Case ID: ad2d_295/html/0230-02.html
Source: Caselaw Access Project
Author: {"author": "", "license": "Public Domain", "url": "https://static.case.law/"}
Date Created: 2024-08-24T03:29:51.129683

Monica Carrero et al., Plaintiffs, v New York City Housing Authority, Defendant and Third-Party Plaintiff-Respondent. Edgar Succi et al., Third-Party Defendants-Appellants.
    [744 NYS2d 371]
   —Order, Supreme Court, Bronx County (Gerald Esposito, J.), entered October 29, 2001, which, in an action by an infant against the New York City Housing Authority for personal injuries caused by ingestion of lead paint, and a third-party action against the Orange County Department of Health and plaintiffs Orange County foster parents, denied third-party defendants’ motions for summary judgment dismissing the third-party complaint, unanimously affirmed, without costs.
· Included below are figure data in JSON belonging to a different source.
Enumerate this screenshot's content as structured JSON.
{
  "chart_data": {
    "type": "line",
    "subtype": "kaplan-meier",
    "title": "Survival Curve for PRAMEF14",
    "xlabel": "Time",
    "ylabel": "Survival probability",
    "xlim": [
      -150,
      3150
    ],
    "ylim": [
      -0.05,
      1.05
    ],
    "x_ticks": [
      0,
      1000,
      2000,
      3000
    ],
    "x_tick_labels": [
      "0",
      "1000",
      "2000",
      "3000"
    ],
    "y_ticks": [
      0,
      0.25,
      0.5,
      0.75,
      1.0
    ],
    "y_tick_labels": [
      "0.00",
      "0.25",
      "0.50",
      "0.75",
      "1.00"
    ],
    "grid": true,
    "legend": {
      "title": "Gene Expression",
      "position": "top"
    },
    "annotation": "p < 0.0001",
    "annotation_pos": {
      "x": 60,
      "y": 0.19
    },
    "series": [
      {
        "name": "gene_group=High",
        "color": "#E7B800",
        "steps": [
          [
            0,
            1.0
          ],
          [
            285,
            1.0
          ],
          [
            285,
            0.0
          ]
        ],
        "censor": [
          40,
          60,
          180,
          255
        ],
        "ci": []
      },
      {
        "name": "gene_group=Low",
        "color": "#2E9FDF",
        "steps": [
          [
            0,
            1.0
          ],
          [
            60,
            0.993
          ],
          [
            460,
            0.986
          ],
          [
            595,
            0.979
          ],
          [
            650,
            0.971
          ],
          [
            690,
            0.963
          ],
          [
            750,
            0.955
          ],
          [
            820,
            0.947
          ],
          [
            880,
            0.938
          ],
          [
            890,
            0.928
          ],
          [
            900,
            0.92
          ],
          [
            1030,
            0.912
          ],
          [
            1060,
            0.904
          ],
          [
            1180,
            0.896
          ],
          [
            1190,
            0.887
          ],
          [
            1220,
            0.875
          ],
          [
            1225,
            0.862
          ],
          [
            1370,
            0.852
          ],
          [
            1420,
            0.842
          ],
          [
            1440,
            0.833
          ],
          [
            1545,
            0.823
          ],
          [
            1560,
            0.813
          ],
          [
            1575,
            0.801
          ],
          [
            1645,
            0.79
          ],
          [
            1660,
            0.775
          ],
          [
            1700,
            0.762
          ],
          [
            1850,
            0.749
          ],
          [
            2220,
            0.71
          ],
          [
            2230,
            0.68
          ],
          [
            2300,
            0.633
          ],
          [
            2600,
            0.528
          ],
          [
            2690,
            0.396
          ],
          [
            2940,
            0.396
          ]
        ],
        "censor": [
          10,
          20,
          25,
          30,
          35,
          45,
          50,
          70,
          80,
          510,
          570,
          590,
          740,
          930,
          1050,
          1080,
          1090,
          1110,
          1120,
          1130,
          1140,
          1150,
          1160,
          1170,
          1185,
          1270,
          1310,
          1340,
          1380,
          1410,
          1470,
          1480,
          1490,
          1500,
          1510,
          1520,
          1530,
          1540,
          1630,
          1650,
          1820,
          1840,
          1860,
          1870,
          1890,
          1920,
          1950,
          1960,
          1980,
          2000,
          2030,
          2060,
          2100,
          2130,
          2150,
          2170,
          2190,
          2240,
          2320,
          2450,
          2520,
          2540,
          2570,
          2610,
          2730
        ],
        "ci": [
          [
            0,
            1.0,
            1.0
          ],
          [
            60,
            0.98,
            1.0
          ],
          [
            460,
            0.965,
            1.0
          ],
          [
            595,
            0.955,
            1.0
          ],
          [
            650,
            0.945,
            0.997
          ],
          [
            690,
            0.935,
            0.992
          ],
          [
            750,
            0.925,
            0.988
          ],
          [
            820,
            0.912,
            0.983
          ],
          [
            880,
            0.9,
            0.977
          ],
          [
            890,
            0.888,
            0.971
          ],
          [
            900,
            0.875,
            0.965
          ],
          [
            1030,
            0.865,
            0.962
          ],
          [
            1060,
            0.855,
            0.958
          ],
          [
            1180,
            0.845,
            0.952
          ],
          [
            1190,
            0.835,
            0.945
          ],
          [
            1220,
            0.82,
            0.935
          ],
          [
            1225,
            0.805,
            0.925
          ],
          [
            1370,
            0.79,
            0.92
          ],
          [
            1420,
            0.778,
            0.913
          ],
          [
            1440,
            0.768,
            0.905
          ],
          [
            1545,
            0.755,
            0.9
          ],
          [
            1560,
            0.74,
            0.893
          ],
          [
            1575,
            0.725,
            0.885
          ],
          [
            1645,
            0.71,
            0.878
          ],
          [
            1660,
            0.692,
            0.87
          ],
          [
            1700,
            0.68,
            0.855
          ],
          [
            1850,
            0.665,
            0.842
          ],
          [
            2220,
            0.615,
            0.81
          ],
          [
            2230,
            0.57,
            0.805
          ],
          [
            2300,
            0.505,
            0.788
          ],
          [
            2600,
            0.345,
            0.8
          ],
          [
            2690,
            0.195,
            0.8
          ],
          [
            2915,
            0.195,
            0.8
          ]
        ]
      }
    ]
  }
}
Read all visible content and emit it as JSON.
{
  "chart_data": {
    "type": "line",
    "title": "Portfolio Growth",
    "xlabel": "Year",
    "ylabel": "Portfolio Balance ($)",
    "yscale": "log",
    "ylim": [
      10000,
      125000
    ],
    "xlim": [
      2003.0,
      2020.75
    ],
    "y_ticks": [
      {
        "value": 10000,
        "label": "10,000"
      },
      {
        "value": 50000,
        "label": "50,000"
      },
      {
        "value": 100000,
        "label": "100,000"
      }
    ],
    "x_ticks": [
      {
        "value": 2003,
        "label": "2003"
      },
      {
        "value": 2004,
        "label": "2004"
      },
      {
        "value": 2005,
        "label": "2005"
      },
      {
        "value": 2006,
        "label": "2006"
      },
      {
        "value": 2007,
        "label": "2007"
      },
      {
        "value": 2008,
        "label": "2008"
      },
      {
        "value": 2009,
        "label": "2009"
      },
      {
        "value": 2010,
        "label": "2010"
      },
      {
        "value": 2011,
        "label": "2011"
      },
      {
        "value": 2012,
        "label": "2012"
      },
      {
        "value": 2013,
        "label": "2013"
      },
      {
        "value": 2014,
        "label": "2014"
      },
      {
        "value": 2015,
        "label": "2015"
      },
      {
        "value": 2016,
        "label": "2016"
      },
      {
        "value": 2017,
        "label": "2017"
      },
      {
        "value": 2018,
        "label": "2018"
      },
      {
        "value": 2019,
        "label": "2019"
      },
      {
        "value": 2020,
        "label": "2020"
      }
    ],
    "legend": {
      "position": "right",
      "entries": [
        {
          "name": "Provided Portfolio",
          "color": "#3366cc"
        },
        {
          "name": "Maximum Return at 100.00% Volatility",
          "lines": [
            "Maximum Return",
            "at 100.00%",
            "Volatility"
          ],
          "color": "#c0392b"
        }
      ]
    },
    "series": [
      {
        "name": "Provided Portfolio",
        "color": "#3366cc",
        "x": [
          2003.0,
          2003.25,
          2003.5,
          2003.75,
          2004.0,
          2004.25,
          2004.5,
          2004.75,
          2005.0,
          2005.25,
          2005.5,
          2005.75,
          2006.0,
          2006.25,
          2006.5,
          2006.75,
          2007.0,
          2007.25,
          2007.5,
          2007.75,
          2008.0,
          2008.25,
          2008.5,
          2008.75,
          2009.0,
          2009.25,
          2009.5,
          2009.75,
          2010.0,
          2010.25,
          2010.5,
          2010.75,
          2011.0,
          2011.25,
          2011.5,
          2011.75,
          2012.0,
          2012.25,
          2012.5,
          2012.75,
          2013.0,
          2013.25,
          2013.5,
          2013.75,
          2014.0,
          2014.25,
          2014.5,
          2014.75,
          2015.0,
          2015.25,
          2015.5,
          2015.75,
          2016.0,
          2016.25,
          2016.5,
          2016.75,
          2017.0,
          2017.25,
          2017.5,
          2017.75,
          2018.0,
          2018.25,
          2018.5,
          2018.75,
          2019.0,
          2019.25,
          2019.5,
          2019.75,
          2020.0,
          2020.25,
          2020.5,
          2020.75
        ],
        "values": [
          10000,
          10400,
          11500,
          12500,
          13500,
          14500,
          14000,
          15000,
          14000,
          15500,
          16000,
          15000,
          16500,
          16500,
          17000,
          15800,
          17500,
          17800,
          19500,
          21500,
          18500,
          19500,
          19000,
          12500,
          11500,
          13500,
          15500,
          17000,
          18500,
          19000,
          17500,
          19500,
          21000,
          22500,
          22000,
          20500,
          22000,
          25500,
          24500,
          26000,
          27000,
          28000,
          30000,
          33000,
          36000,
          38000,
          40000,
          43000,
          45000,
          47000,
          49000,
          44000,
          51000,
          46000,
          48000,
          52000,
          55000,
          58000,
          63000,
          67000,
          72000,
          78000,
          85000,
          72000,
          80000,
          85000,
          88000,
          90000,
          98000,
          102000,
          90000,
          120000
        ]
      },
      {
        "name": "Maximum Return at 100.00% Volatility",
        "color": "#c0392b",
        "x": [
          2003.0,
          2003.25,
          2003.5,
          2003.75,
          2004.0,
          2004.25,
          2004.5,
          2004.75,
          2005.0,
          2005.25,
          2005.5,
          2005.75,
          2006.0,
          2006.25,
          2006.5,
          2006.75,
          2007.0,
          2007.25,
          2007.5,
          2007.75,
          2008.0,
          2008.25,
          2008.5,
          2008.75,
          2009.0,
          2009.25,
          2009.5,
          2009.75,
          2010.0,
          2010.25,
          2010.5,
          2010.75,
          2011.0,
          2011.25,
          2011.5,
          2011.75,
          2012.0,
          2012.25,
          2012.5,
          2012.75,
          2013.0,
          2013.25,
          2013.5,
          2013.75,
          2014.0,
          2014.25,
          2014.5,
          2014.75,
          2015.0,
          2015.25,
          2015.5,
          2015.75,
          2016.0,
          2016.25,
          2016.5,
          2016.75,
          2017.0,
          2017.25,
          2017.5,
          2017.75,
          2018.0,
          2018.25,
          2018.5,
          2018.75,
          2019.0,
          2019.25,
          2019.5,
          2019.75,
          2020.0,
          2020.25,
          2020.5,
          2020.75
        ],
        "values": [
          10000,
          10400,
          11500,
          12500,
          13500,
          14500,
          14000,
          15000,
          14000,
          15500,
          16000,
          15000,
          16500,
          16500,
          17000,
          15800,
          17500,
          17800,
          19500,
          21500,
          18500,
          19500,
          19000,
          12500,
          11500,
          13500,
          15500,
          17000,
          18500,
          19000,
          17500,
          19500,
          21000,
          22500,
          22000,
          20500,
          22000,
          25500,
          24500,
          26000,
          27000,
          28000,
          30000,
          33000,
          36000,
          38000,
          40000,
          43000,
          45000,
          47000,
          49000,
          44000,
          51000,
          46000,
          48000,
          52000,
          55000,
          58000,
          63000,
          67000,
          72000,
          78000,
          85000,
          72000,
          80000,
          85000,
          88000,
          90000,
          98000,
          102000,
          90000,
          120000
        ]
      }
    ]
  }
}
An issue of fact exists as to whether Orange County voluntarily assumed a special duty to protect plaintiff from lead paint poisoning. Such issue is raised by evidence that Orange County’s inspector, without any medical training, before confirming whether the foster parents had remedied the lead contamination he had found in their home, and despite information that the child was seen eating paint chips off the highly contaminated front-porch floor, determined that plaintiffs high blood-lead level could not have been incurred in the foster parents’ home, and advised Orange County health authorities that the child could return there from the hospital (see, Bargy v Sienkiewicz, 207 AD2d 606, 609). An issue of fact also exists as to whether plaintiffs lead poisoning was caused by exposure to lead paint in the foster parents’ home. Such issue is raised by evidence that plaintiffs blood-lead level rose sharply within weeks after she first moved into that home, and then, after a short hospital stay, rose significantly again within weeks after she returned there. Concur—Saxe, J.P., Sullivan, Rubin and Friedman, JJ.